Anweisungen aus Washington

Nahostpolitik

Von Luz María De Stéfano Zuloaga de Lenkait, Juristin und Diplomatin a.D., 21.06.2022

Betr.: ARD/WDR-Sendung „Presseclub“ am 19.6.: „Nach dem Kanzlerbesuch in Kiew: Hoffnung für die Ukraine?

ARD-Wahnsinn, alle Nachrichten aus Russland zu verbergen

Die ARD/WDR-Sendung „Presseclub“ am 19.6.22 zeigt dasselbe Vakuum, denselben Mangel aller anderen politischen Sendungen in Deutschland, nämlich den Wahnsinn, alle Nachrichten aus Russland zu verbergen. Kein Wort über die Position Russlands, kein Aufruf für den Frieden kommt aus solchen Sendungen. Der Unsinn für Waffenlieferungen wurde von einer Teilnehmerin wiederholt, obwohl neue Waffenlieferungen beim Besuch der Staats- und Regierungschefs aus Deutschland, Frankreich, Italien und Rumänien in Kiew nicht verkündet wurden. Die Ukraine soll aber als „Trostpflaster“ den „sofortigen Kandidatenstatus“ für einen EU-Beitritt bekommen. Diesbezüglich sagte der Chef der Berliner Tageszeitung „Tagesspiegel“, Christoph von Marschall, treffend sachlich, die Ukraine erfülle nicht die Voraussetzungen, Mitglied der EU zu werden, weil sie ein Land im Bankrott ist und zudem durch und durch korrupt. Ihr Beitritt in die EU wäre „politischer Selbstmord“ für die EU, ebenso wie die EU-Mitgliedschaft der Balkanländer Albanien, Mazedonien, Montenegro, Bosnien-Herzegowina, Serbien und das Kosovo, wie auch die ehemaligen Sowjetrepubliken Moldawien und Georgien. Eine emotionale Empfindung für die Ukraine sei zwar verständlich, aber kein Maßstab, kein Kriterium, um über den EU-Beitritt eines problematischen Landes zu entscheiden. So richtig und präzis Christoph von Marschall. Nicht nur die Ukraine hat ein „Problem mit Korruption“, sondern ihr Präsident Selenski persönlich ist korrupt.

Selenski im Interesse des US-geführten militärisch-industriellen Komplexes – Mahnung vom Papst Franziskus erkennen

Selenski erfüllt das Interesse des US-geführten militärisch-industriellen Komplexes an einem langen Krieg und entsprechend guten Geschäften.

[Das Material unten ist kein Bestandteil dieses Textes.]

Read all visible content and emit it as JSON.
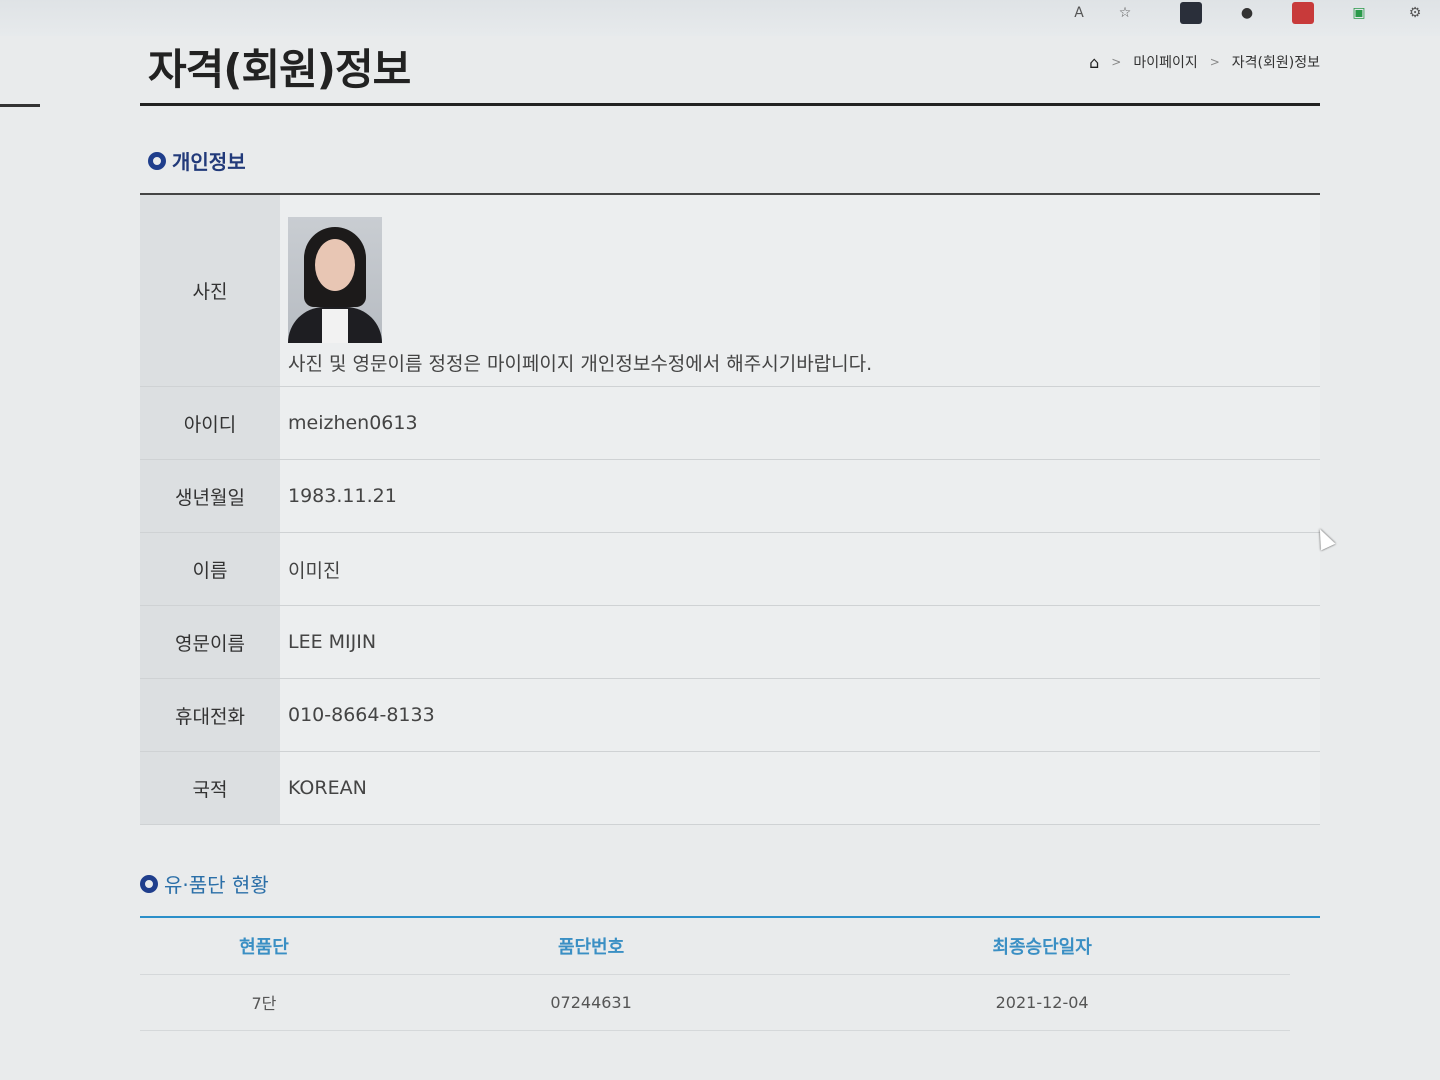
{
  "toolbar": {
    "icons": [
      "read-aloud-icon",
      "favorites-add-icon",
      "extension-icon",
      "chat-icon",
      "extension-red-icon",
      "extension-green-icon",
      "settings-icon"
    ]
  },
  "page": {
    "title": "자격(회원)정보",
    "breadcrumb": {
      "home_icon": "home-icon",
      "items": [
        "마이페이지",
        "자격(회원)정보"
      ],
      "separator": ">"
    }
  },
  "personal_info": {
    "section_title": "개인정보",
    "photo_label": "사진",
    "photo_note": "사진 및 영문이름 정정은 마이페이지 개인정보수정에서 해주시기바랍니다.",
    "rows": [
      {
        "label": "아이디",
        "value": "meizhen0613"
      },
      {
        "label": "생년월일",
        "value": "1983.11.21"
      },
      {
        "label": "이름",
        "value": "이미진"
      },
      {
        "label": "영문이름",
        "value": "LEE MIJIN"
      },
      {
        "label": "휴대전화",
        "value": "010-8664-8133"
      },
      {
        "label": "국적",
        "value": "KOREAN"
      }
    ]
  },
  "rank_status": {
    "section_title": "유·품단 현황",
    "headers": [
      "현품단",
      "품단번호",
      "최종승단일자"
    ],
    "rows": [
      [
        "7단",
        "07244631",
        "2021-12-04"
      ]
    ]
  },
  "colors": {
    "title_blue": "#223a7a",
    "accent_blue": "#2b8fc9",
    "header_text_blue": "#3a8fc4"
  }
}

Hinzu kommt, was der ehemalige britische Diplomat Alastair Crooke richtig sieht: „Die Fixierung auf die Ukraine ist im Grunde nur ein Deckmantel, der über die Realität einer in Auflösung begriffenen globalen Ordnung gelegt wird.“ In diesem Zusammenhang ist die treffende Mahnung von Papst Franziskus zu erkennen: <Ich registriere das Interesse am Testen und Verkaufen von Waffen. Das ist sehr traurig, aber darum geht es ja offensichtlich. Noch einmal wies der Papst darauf hin, dass er dagegen ist, „die Komplexität auf die Unterscheidung zwischen Guten und Bösen zu reduzieren, ohne über die Wurzeln und Interessen nachzudenken, die sehr komplex sind“. (Gespräch des Sumo Pontifex im Vatikan mit den Chefredakteuren jesuitischer Zeitschriften aus verschiedenen europäischen Staaten, am 14.6.2022 veröffentlicht). Nichts davon im Presseclub am 19.6.22.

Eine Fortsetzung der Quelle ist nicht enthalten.